Otra cuestión distintas es si Trump debe hacerlo. Y para contestar esta pregunta, está claro que el marco conceptual de la UE y la mayoría de europeos no vale. Los librecambistas y liberales europeos han invertido mucho esfuerzo y tiempo en convencernos de las bondades de la eliminación de las fronteras, económicas y de todo tipo, y de la globalización. El truco ha sido siempre apelar a las ventajas para el consumidor, ante quien se abría un mercado global donde comprar al precio. Qué más da que los productos vengan de China y no se produzcan aquí, es la frase clave, si resultan más baratos. Como sabemos, por desgracias, en la globalización no todo es color de rosa y las ventajas de la deslocalización y la producción a escala mundial ha conllevado la pérdida de puestos de trabajo y sectores económicos enteros.
Para quienes monetizan todo como última y única base de cálculo, los precios son el factor determinantes del éxito o fracaso de las naciones, en la medida que representan la esencia de su competitividad. Pero explicar el éxito en base a la competitividad comercial es como querer explicar el alma en base a la orgánica de nuestros tejidos. No solo es imposible, es que es irrelevante. Lo que no entienden los liberales y progresistas de todo tipo es que, a diferencia de lo que creía Clinton y sigue creyendo Rajoy, hoy, “no es la economía, estúpido”. La identidad, las señas culturales, la idea de nación, el sentimiento de la soberanía, cobran hoy mucha
más fuerza explicativa de lo que está pasando.
A Trump se le tacha de retrógrado no solo por revertir a una guerra comercial en aras de un “comercio justo” y no en aras de un libre comercio al que denuncia por manipulado y falso.
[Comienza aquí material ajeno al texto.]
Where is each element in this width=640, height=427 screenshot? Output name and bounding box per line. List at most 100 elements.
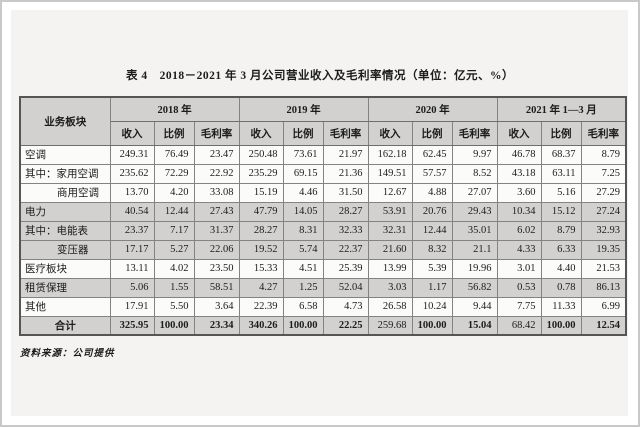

Se le acusa también por querer “reindustrializar” América y por creer que no puede haber una gran nación que se sustente en la economía de servicios y no cuente con una poderosa pase industrial. En España nos reímos porque hace años que por estar en Europa aceptamos acabar con la industria nacional y vivir como albañiles y camareros. Y que conste que no tengo nada en contra de ambas profesiones, muy dignas y necesarias ellas. Pero lo que vale para algunos individuos, no puede ser la base de la estructura económica de un país. Así como un ejército no se entiende sin aviones, buques y tanques, una gran potencia no se entiende sin industria. Ese es el pecado de Trump el cavernícola. Pero si el precursor del Homo sapiens sobrevivió fue gracias a aplicar en su vida el sentido común, no las teorías liberales. Y hoy, el sentido común está en Washington, no en Bruselas.